So about sex, or more precisely, writing about sex. I don’t just mean writing about the act. There isn’t a lot of actual sex books anyway. For example, it occurred to me that I cannot remember reading a single book that involved the act of oral sex. If you can think of an instance, I bet no-one got a pubic hair between their teeth. Fact is that many actual "sex scenes" are superfluous to the narrative.
Occasionally you feel short-changed w

But most of the time, we can happily fill in the blanks and are only embarrassed by the authors' attempts at erotica. At least I am. Sex in novels shouldn’t need to be at all titillating to the reader, but authors start using slang words for anatomy where there hasn’t been a single slang word in the prose of the book so far, the urgent and spiky language of pornography; [no see, I did put it in here, but then I got scared].
They also resort to terrible clichés, the same uniform version of heterosexual sex we see in films where the male partner always initiates, they always end up on or in a bed, always in a state of complete undress and usually with the female partner on top. This is because in films, we can then see as much as we are allowed to see within a 15 certificate, i.e the breasts. In books this device is entirely pointless, and yet they still do it.

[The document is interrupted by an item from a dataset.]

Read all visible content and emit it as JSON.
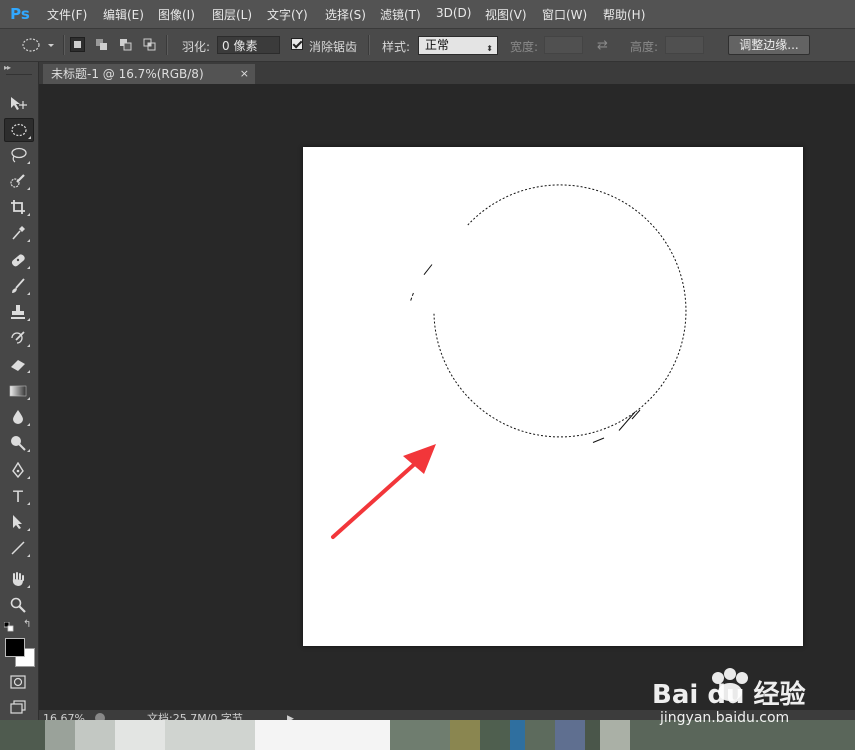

Nobody ever laughs to utters a word at any time between initiation and orgasm. Everyone is beautiful and sex is almost always mutually mind-blowing. Unless they're married, in which case it is awful and the whole affair takes place in the dark.
I know. There are notable exceptions to the rule. I guess I have read a lot of trash. So why is the case? I mean this problem with sex, not my shameful reading habits.
Well, I reckon, that almost every one of us thinks that we are personally, a complete and utter pervert. Either that or we’re a complete freak because we don’t know what the hell other people are going on about. Because nobody’s experience and observation of sex and sexual behaviour is exactly as it is the movies or the books or anywhere else except in real life. And the main reason that this sort of sex, this presumably ordinary experience of sex and sexual behaviour, rarely exists anywhere else is that we’re all too afraid to be seen as complete and utter perverts or frigid or whatever.
And like I say, this just isn’t about the act. This is about everything between the amount of eye contact made between strangers on a bus right through to the actual business. Our awareness of each other as sexual beings even in the absence of any real attraction; casual flirting, intimidation, the games we play with that stuff, the rules we must adhere to all the time with everyone, all this complicated signalling malarkey.
When I write, I find myself feeling extremely self-conscious about all of this, anything vaguely sexual or sensual. Is it normal to think about this or react like that? Would someone feel this way or am I the only person in the whole wide world who ever had that thought? I don’t want to write anything which my readers will find unconvincing. And I certainly don’t want to write anything which is going to deeply offend or disgust anyone, if it turns out I am really wide of the mark.
Lessons I have learnt? Hmm. To be honest, I’m still struggling. In my editing process this is coming up time and time again as an area of difficulty; these bits are either very stilted or they are fine, but so honest and explicit and make me very nervous. I’m not talking about the most bizarre sexual act I can bring to mind, but just ordinary imperfect things going on between ordinary imperfect people. There’s really very little sex in this book.
However, as I have written about before, I very much believe that being honest, truly honest is the most important thing in fiction (rephrase that sentence until it makes sense. There? No, never mind). It is an almost moral responsibility, as well as an artistic one.
My golden rule is not to write these things within twenty-four hours of speaking to one’s mother, one’s grandmother or one’s good friend who is a novice nun. That is perhaps half the battle. It can help to write this stuff when you are tired or perhaps slightly drunk and to try and write it all at once without going over it too many times. Even turning off the computer monitor so one cannot see one's own words until it is all down.
Another thing that helps is to read really good brave fiction. Vladimir Nabokov’s Lolita is one of the best books ever written at all and is unflinching and at times very beautiful about the most inappropriate sexual attraction and obsession one could think of. D H Lawrence does pretty well, although some of his language is very dated now. Sarah Walters also writes very sexy books. I guess one should avoid pornography and erotic literature which is a means to an end, thus not too concerned with realism.
And even now I’m thinking, nah, I should cut those bits out and write it all the way it happens in the movies.